Und selbst wenn wir versuchen würden zu fliehen, wäre es sinnlos, irgendjemand würde zwangsläufig auf der Strecke bleiben.
„Alexandra, dass ist mein erstes und letztes Angebot, wenn du schlau bist nimmst du es an.“ Zögernd blickte ich ihm entgegen, dass wäre wohl das selbstloseste was ich jemals in meinem Leben tun würde, aber war ich überhaupt so selbstlos? Würde ich mich wirklich opfern, um das Leben meiner Familie zu retten? Konnte ich das? Wäre es richtig? Wäre alles andere zu egoistisch? Ich schaute zu Mum, die betete ich würde mich hinter meiner Angst verstecken. Leandro, der das Gleiche tat, aber niemand traute sich etwas zu sagen.
Grünbraue Augen blitzten mir hoffnungsvoll entgegen.

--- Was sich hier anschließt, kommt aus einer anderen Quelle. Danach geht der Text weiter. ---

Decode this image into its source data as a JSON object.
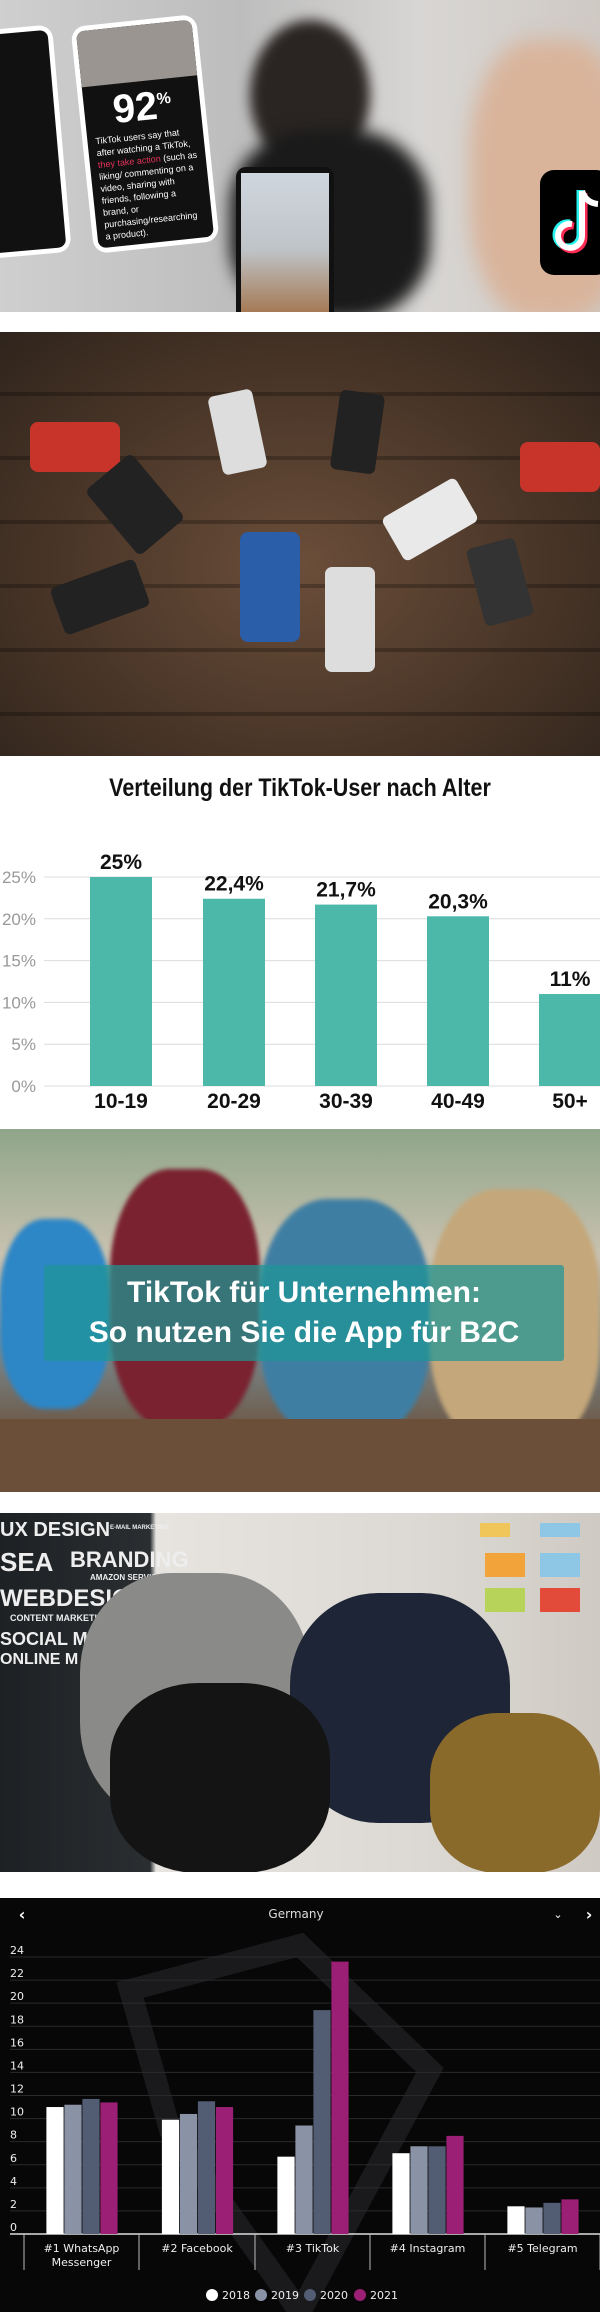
{
  "hero_phone": {
    "stat": "92",
    "unit": "%",
    "text_before": "TikTok users say that after watching a TikTok, ",
    "text_highlight": "they take action",
    "text_after": " (such as liking/ commenting on a video, sharing with friends, following a brand, or purchasing/researching a product)."
  },
  "article_banner": {
    "line1": "TikTok für Unternehmen:",
    "line2": "So nutzen Sie die App für B2C"
  },
  "office_signage": [
    "UX DESIGN",
    "E-MAIL MARKETING",
    "SEA",
    "BRANDING",
    "AMAZON SERVICES",
    "WEBDESIGN",
    "CONTENT MARKETING",
    "SOCIAL MEDIA",
    "ONLINE M"
  ],
  "chart_data": [
    {
      "type": "bar",
      "title": "Verteilung der TikTok-User nach Alter",
      "categories": [
        "10-19",
        "20-29",
        "30-39",
        "40-49",
        "50+"
      ],
      "values": [
        25,
        22.4,
        21.7,
        20.3,
        11
      ],
      "data_labels": [
        "25%",
        "22,4%",
        "21,7%",
        "20,3%",
        "11%"
      ],
      "yticks": [
        "0%",
        "5%",
        "10%",
        "15%",
        "20%",
        "25%"
      ],
      "ylim": [
        0,
        25
      ],
      "grid": true,
      "color": "#4bb8a9"
    },
    {
      "type": "bar",
      "title": "Germany",
      "categories": [
        "#1 WhatsApp Messenger",
        "#2 Facebook",
        "#3 TikTok",
        "#4 Instagram",
        "#5 Telegram"
      ],
      "series": [
        {
          "name": "2018",
          "color": "#ffffff",
          "values": [
            11.0,
            9.9,
            6.7,
            7.0,
            2.4
          ]
        },
        {
          "name": "2019",
          "color": "#8a93a6",
          "values": [
            11.2,
            10.4,
            9.4,
            7.6,
            2.3
          ]
        },
        {
          "name": "2020",
          "color": "#525c73",
          "values": [
            11.7,
            11.5,
            19.4,
            7.6,
            2.7
          ]
        },
        {
          "name": "2021",
          "color": "#9b1f74",
          "values": [
            11.4,
            11.0,
            23.6,
            8.5,
            3.0
          ]
        }
      ],
      "yticks": [
        "0",
        "2",
        "4",
        "6",
        "8",
        "10",
        "12",
        "14",
        "16",
        "18",
        "20",
        "22",
        "24"
      ],
      "ylim": [
        0,
        24
      ],
      "grid": true,
      "legend": "bottom",
      "background": "#070708"
    }
  ]
}
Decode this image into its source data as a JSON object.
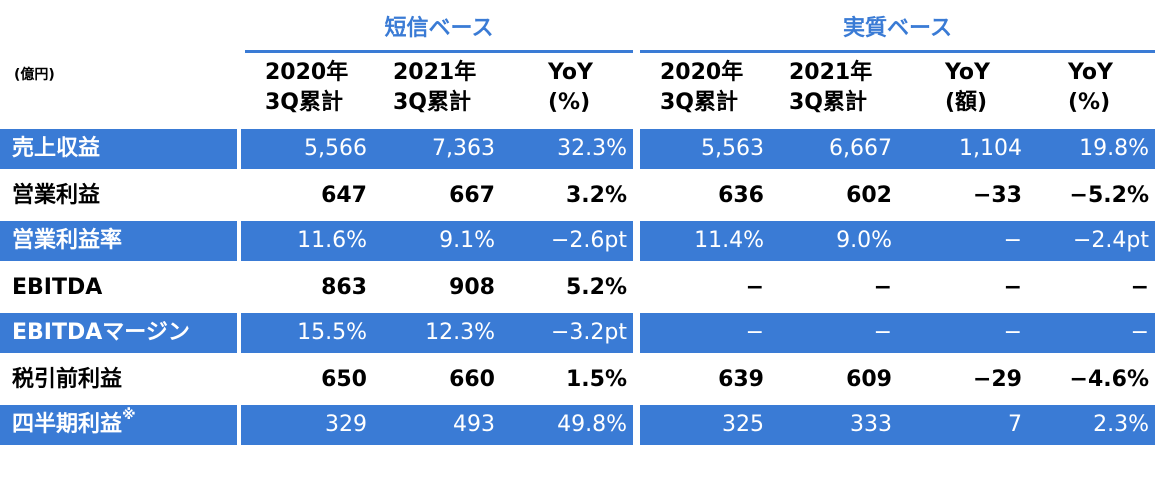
{
  "unit": "(億円)",
  "groups": {
    "tanshin": "短信ベース",
    "jisshitsu": "実質ベース"
  },
  "headers": [
    {
      "l1": "2020年",
      "l2": "3Q累計"
    },
    {
      "l1": "2021年",
      "l2": "3Q累計"
    },
    {
      "l1": "YoY",
      "l2": "(%)"
    },
    {
      "l1": "2020年",
      "l2": "3Q累計"
    },
    {
      "l1": "2021年",
      "l2": "3Q累計"
    },
    {
      "l1": "YoY",
      "l2": "(額)"
    },
    {
      "l1": "YoY",
      "l2": "(%)"
    }
  ],
  "rows": [
    {
      "label": "売上収益",
      "values": [
        "5,566",
        "7,363",
        "32.3%",
        "5,563",
        "6,667",
        "1,104",
        "19.8%"
      ]
    },
    {
      "label": "営業利益",
      "values": [
        "647",
        "667",
        "3.2%",
        "636",
        "602",
        "−33",
        "−5.2%"
      ]
    },
    {
      "label": "営業利益率",
      "values": [
        "11.6%",
        "9.1%",
        "−2.6pt",
        "11.4%",
        "9.0%",
        "−",
        "−2.4pt"
      ]
    },
    {
      "label": "EBITDA",
      "values": [
        "863",
        "908",
        "5.2%",
        "−",
        "−",
        "−",
        "−"
      ]
    },
    {
      "label": "EBITDAマージン",
      "values": [
        "15.5%",
        "12.3%",
        "−3.2pt",
        "−",
        "−",
        "−",
        "−"
      ]
    },
    {
      "label": "税引前利益",
      "values": [
        "650",
        "660",
        "1.5%",
        "639",
        "609",
        "−29",
        "−4.6%"
      ]
    },
    {
      "label": "四半期利益",
      "note_mark": "※",
      "values": [
        "329",
        "493",
        "49.8%",
        "325",
        "333",
        "7",
        "2.3%"
      ]
    }
  ],
  "colors": {
    "accent": "#3a7bd5",
    "row_text_on_blue": "#ffffff"
  }
}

„Schau mich nicht so an, ich bin kein Monster, Liebling. Jeder hat Gründe warum er so ist wie er nun mal ist und ich habe gelernt, dass Angriff die beste Verteidigung ist.“
„Schwachsinn, wärst du nicht so grausam, hättest du vielleicht mehr Freude“, entgegnete ich kalt und hoffte er würde endlich seine Hand runter nehmen, damit ich nicht einmal mehr die Chance hatte, auf den Deal einzugehen. Ich wollte nicht in Gefangenschaft leben, ich wollte nicht selbstlos sein. Alle retten und dafür ein einsames Leben im Nirgendwo führen. Ich wollte frei und ohne Verantwortung leben. Auch wenn ich mir wahrscheinlich für immer Vorwürfe machen würde, konnte ich auf den Deal nicht eingehen. Ich konnte mein Leben einfach nicht für das anderer opfern. Ich musste wohl damit leben, dass diese Einstellung mich zu einem schlechten Menschen machte. Aber so sehr ich sie auch liebte, so sehr liebte ich auch meine Freiheit und mein Leben.
„Tochter, ich frage dich ein letztes Mal. Kommst du zu mir oder soll ich euch alle einfrieren?“, lachte er. Doch einen Hauch von Ernst und Angst konnte ich trotz des Versuches, es übertönen zu können, heraushören. Wieder kam dieser Schrei in mir auf, doch ich konnte ihn nicht loslassen. Seine Tochter war ich nicht! Und am liebsten hätte ich ihm das ins Gesicht geschrien, doch dann blickte ich in die unbeholfenen Gesichter meiner Geschwister und zweifelte wieder. Ängstlich wagten sie kurze Blicke hinter den Beinen meiner Mutter hervor und hofften, niemand würde sie entdecken.
Und dann schaute ich in ihre Augen. Glasig vor Angst um ihre Kinder. Eine Mutter sollte niemals sehen, wie ihre Kinder sterben.
Blieb mir etwas anderes übrig, als auf diesen Deal einzugehen?